Para entender Kierkegaard, é interessante reproduzir esse trecho extraído do Livro das reflexões:
Perguntaram a um adolescente como ele gostaria que acontecesse a sua morte: "quero morrer dormindo e quando acordar já estar morto". Essa resposta aparentemente ingênua está ligada a um outro relato da experiência de espanto ocorrida com um atleta que narrou o seguinte: "sonhei que eu estava no estádio, lá embaixo, correndo na área central, mas... quem era o eu que estava na platéia me assistindo?" A resposta do adolescente e o espanto do atleta reforçam na verdade a antiga tese de que o eu é plural, um dos pilares da teoria da imortalidade do eu.[5]
A tese da pluralidade do eu é absolutamente rejeitada por Kierkegaard que, contra ela, levanta a da unicidade do eu (eu-sou-apenas-um).
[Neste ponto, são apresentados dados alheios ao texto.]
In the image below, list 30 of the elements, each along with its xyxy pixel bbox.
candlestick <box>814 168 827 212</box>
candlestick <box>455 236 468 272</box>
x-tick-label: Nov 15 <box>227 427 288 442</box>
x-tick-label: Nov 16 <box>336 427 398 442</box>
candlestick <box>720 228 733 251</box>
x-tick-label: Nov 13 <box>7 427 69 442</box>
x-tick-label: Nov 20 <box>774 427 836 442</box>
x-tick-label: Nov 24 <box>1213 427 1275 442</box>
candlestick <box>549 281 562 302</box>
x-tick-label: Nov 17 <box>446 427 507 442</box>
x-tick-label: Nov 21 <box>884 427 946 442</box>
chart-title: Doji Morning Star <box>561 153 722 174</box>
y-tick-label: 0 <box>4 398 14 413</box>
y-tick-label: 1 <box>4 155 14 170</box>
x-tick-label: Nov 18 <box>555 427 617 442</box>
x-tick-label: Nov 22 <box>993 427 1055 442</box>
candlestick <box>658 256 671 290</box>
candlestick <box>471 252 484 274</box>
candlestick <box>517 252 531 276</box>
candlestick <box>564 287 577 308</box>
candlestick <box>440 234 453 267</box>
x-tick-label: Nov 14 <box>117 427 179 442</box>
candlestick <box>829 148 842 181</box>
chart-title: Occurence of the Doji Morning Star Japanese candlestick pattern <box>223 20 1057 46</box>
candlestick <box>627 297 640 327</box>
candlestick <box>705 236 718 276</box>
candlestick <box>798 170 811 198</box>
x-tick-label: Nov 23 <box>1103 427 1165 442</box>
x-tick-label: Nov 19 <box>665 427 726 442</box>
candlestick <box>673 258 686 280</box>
No post mortem, não haverá um outro-eu que tenha consciência da própria morte. Essa solidão kierkegaardiana equivale à liberdade sartriana, à angústia heideggeriana e ao não-anonimato de Jaspers: isola o indivíduo do homem-massa, criando oexistenz.
Na tragédia da solidão radical, de uma existência sem certezas, o existenz faz a escolha fundamental: o suicídio ou a fé. Não a fé das certezas, mas a fé paradoxal que, na relação oculta com Deus, se movimenta, ao mesmo tempo, num crer-e-não-crer, afinal Deus é aquele para o qual tudo é possível, até mesmo o negar da dádiva da fé.

Bibliografia específica
ABBAGNANO, Nicola. Dicionário de Filosofia. 2. ed. Trad. por Alfredo Bosi et al. São Paulo: Mestre Jou, 1982.
ARENDT, Hannah. A Dignidade da Política: ensaios e conferências. Rio de Janeiro: Relume Dumará, 1993.
_______________. A Vida do Espírito: o Pensar, o Querer, o Julgar. Rio de Janeiro: Relume Dumará, 1995.
HEIDEGGER, Martin. Que significa pensar? Buenos Aires: Nova, 1964.
JASPERS, Karl. Introdução ao pensamento filosófico. São Paulo: Cultrix, 1971.
PLATÃO. Fédon ou da alma. Trad. por Márcio Pugliesi e Edson Bini. São Paulo: Hemus Editora. [199-]
SARTRE, Jean-Paul. O Ser e o Nada: ensaios de ontologia fenomenológica. 2. ed. Petrópolis: Vozes, 1997.

Notas
[1] Hannah Arendt. A dignidade da política: ensaios e conferências. p. 149.
[2] Do francês: "ora sou, ora penso".
[3] Platão. Fédon ou da alma. São Paulo: Hemus. 66 bcd.
[4] Nicola Abbagnano. Dicionário de Filosofia. p. 877.
[5] Fiz, aqui, uma brincadeira ao gosto de Saramago. O Livro das reflexões a que me reportei não existe!